I like to visit a lot of forums and it always makes me bust out laughing when people start talking about the end of the world kind of stuff. How hard living will be, having to find food, water and shelter everyday, etc. I try to point out that that is what life is like on most of the friggin planet, NOW, and there's people living like that, even in the first world.

Another posted a pic of some third world country with people living in shanties made of corrugated metal, carboard and plastic sheeting. I pointed out that there's people that live in worse in this country. Hell, I'VE lived in worse in this country! 

They never want to believe it. It's because they never go to the places "undesireables" like us go to.

A few months ago they had a big news special about guys living in lean-tos and stuff in the Ocala National Forest. Some of them came back from Vietnam and judt dropped out of society. Everyone was so shocked by this big "news" story. I'm just like "Wake the fuck up people!! This shit is everywhere."

But the "good" people want their illusions. Until it all falls apart and they find out that they're now one of us. Like all these overextended people that lost their homes and live in the tent cities and shanty towns which used to be just the place where those "useless bums" go.

Part of me smiles that they now have to eat the same humble pie as those they looked down on. Part of me feels sad for them.
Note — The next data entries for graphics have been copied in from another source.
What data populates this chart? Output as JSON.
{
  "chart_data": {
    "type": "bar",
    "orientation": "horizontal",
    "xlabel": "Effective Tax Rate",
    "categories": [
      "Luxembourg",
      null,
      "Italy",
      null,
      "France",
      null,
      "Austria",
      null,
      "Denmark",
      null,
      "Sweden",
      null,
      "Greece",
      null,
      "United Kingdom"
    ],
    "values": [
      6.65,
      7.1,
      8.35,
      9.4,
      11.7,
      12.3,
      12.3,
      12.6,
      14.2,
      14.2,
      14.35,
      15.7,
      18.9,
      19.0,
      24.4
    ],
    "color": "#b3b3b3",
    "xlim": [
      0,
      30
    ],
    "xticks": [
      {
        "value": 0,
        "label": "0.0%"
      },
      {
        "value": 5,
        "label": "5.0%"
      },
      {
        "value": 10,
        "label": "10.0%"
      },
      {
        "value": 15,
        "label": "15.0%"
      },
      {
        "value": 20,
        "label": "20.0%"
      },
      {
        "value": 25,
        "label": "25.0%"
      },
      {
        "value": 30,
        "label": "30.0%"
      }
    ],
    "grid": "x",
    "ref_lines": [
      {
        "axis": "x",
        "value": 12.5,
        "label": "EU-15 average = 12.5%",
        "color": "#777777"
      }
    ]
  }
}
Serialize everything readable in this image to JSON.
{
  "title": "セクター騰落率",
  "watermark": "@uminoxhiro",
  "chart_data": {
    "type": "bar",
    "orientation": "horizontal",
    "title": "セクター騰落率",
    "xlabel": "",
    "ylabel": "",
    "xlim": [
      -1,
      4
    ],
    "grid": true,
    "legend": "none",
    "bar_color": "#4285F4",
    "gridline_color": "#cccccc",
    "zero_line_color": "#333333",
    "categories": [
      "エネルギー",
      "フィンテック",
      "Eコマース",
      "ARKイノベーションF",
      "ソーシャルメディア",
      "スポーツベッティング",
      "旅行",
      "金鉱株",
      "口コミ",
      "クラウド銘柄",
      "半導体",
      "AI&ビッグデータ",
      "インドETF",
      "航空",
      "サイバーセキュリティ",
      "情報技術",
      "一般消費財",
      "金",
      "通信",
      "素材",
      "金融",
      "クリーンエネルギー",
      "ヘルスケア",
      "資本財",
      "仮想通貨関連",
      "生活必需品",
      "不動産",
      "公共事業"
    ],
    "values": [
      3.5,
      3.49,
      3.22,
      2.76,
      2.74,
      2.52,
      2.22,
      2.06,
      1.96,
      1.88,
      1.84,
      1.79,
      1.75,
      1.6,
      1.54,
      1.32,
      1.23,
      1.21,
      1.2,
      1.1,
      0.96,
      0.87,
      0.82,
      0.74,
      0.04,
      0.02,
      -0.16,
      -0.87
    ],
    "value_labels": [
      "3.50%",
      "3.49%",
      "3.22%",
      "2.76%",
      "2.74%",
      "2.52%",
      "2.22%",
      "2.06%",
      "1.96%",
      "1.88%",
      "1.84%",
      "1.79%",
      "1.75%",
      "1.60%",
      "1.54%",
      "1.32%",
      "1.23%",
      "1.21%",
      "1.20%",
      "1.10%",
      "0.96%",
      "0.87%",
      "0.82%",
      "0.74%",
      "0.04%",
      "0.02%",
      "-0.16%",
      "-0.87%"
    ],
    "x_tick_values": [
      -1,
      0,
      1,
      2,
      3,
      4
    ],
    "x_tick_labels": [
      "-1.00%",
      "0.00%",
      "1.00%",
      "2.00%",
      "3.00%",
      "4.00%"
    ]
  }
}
Most of me is disgusted, because these people still think they're better, and will distance themselves from this part of their lives as soon as possible, and not learn from it.


----------



## skunkskunk (May 18, 2009)

yeah i whole heartedly agree.
the world and fucking simple sense of contentment just cant get through alot of peoples heads. everything in the world is never enough for all these gluttons. and the thing is that alot of them are miserable worrying about their stuff, their old stuff, their new stuff, the stuff they have to get rid of, the stuff they have to replace it with. im so happy to have no stuff.
ah! and i just saw this thing today about this lady that beleived the world is ging to run out of oil and people are going to freak out so shes bunkered down with a lil wood stove and a garden talkin bout how people are going to swarm the ones that have learned to surviveand leach off them because many many maaaany people have no clue how to support themselves anymore at all...even though they think they've got it down by shufflin out money.

they'd rather stand out in the cold calling for help rather then bust through a window and into a dirty old house "eew no ill just wait here, it smells like cat pee"

and when someone repos their stuff its like the entire world has been dropped on them until the whole experiance is over and they can tell their kids "boy....those were ruff times, i tell you!"

but ya kno, they can keep livin how they live and be miserable cuz im happy with my life and treasures and whatnots that go on.as long as they keep their leachin claws off of me, its just one more crazy thing to shake my head at and laugh.


----------



## Ravie (May 19, 2009)

that actually sounds probable. i personally think people will end up like the people off of that movie "wall-e" where they are extremely obese to the point they cant walk and have hover rascals haha


----------



## jove (May 21, 2009)

Everything just seems to perpetuate itself. people get so caught up in maintaining their appearance as a certain class or group to the point where they don't need a reason, they just do it. You have to buy this, you have to work for that promotion for the bigger cubicle so you can buy more shiny crap.

one day they'll wake up and realize they've wasted their life doing what was expected of them rather than what they actually wanted to do...or not. either is just as tragic


----------



## connerR (May 22, 2009)

jove said:


> Everything just seems to perpetuate itself. people get so caught up in maintaining their appearance as a certain class or group to the point where they don't need a reason, they just do it. You have to buy this, you have to work for that promotion for the bigger cubicle so you can buy more shiny crap.
> 
> one day they'll wake up and realize they've wasted their life doing what was expected of them rather than what they actually wanted to do...or not. either is just as tragic



It's natural, I think, to want to fit in. I've seen it in every social clique. The unique people always seem to be the ones who set out alone because of their own, personal desires. 

Humans are curious animals.


----------



## mkirby (May 22, 2009)

This kind of shit pisses me off, too. But I try not to get too angry over it anymore. Instead, I'm just thankful for the fact that I get free stuff. 

I look at our wasteful society as it exists like a bridge that's about to collapse, yeah we could try to fix it. Or we could wait for it to fall down so we can build a new bridge. In the meantime, might as steal the planks that fall off...


----------



## skunkskunk (May 22, 2009)

im just happy to have my sense of curiosity fully in tact.
keeps u from getting tangled.


----------



## Mouse (May 22, 2009)

I cry for those who haven't got a trash can to dig in


----------